There were no specific talks that I could find on the Microsoft Build website relating specifically to security and privacy, but in the Vision Keynote Satya Nadella (the CEO) pointed out that it is the responsibility of all developers to gain trust with their clients through:
- Privacy as a human Right
- Need to engineer for privacy
- Cyber Security:
- Build in Cyber Security
- Critical Infrastructure remains secure
- Election Guard, ensuring integrity and open source security in election/voting systems
- Homomorphic Encryption
- Responsible AI:
- Build systems without Bias
- Building Ethical AI.
A lot of the sessions (see below for links) hold the concepts of security and privacy as central pillars which goes towards the central vision of gaining trust.
I can recommend watching the replay of the Vision keynote. It doesn’t have a lot of technical detail, but has a lot of the main announcements for new products and services coming later in 2019 which doesn’t really fall into the subject matter for this blog.
Sessions that may be of interest
Here are a number of search links to show you some subjects that are related to security, privacy, Internet of Things and Artificial Intelligence:
- Security related talks
- Privacy related talks
- Internet of Things (IoT) related talks
- Artificial Intelligence (AI) related talks.
Artificial Intelligence in particular needs to be developed responsibly as there is vast opportunity to invade peoples privacy and through biased data sets make decisions that are exclusive rather than inclusive/fair.
Some other sessions that may be of interest, although these are likely to be technical in nature, are:
- Designing AI Responsibly
- How to build enterprise ready ML: Privacy and Security best practices, in the cloud and on the edge
- Azure Sphere: Securely unlocking IoT for your Enterprise.

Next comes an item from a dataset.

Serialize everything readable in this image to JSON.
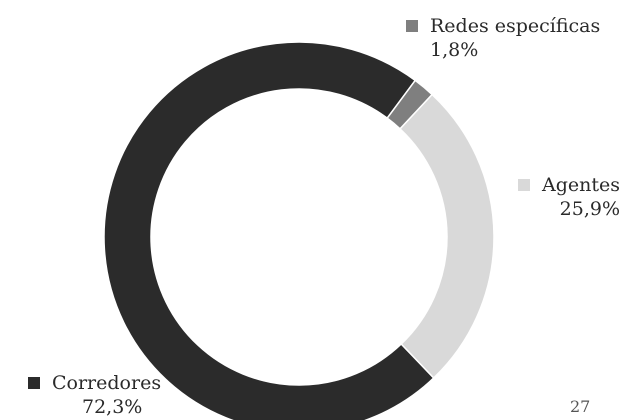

Internet of Things (IoT) and Azure Sphere
Azure Sphere is an interesting concept and not something I have come across to date from other IoT vendors. Azure Sphere (previously announced in 2018) incorporates:
- An embedded microcontroller
- Linux based custom embedded OS
- Cloud security through Microsoft Azure
- Secure updates of the core components for the life of the device.
There are some improvements coming for Azure Sphere. I recommend you visit the Azure Sphere website to find out more. In time this is how IoT will be done, while at the moment IoT is largely implemented in an insecure way (I will be writing about this in more detail in a future blog).
There was also a talk on what they are calling homomorphic encryption. Let me explain what this is about. We all know about:
- Encryption at rest where files are stored in an encrypted state and only the person with the decryption keys can view the contents
- Encryption in transit where we largely use https encrypted protocols to transfer data between end points.
What homomorphic encryption is about is the ability to process data without decrypting it, which is a major leap forward in privacy since the processor won’t have to decrypt the data to process it. This is still a research project, so not available for mainstream yet, but still a significant breakthrough. The first 15 minutes of the talk is general information, while the rest is exploring the development API’s and is more technical.
You can also look at some of the following additional keynote replays. These sessions are more technical in nature, so be warned there might be some developer-speak in them. I am still going through these, and once I have completed my thoughts on these subjects I will updated this blog (might not be for another 7 days due to my weekday commitments).
- Microsoft Azure Keynote for the detailed announcements around Microsoft’s Cloud services
- Microsoft 365 Keynote for the detailed announcements around Windows 10, Microsoft office and management software.
The links to the sessions above are n longer active. Asa result we have removed the direct links to the sessions.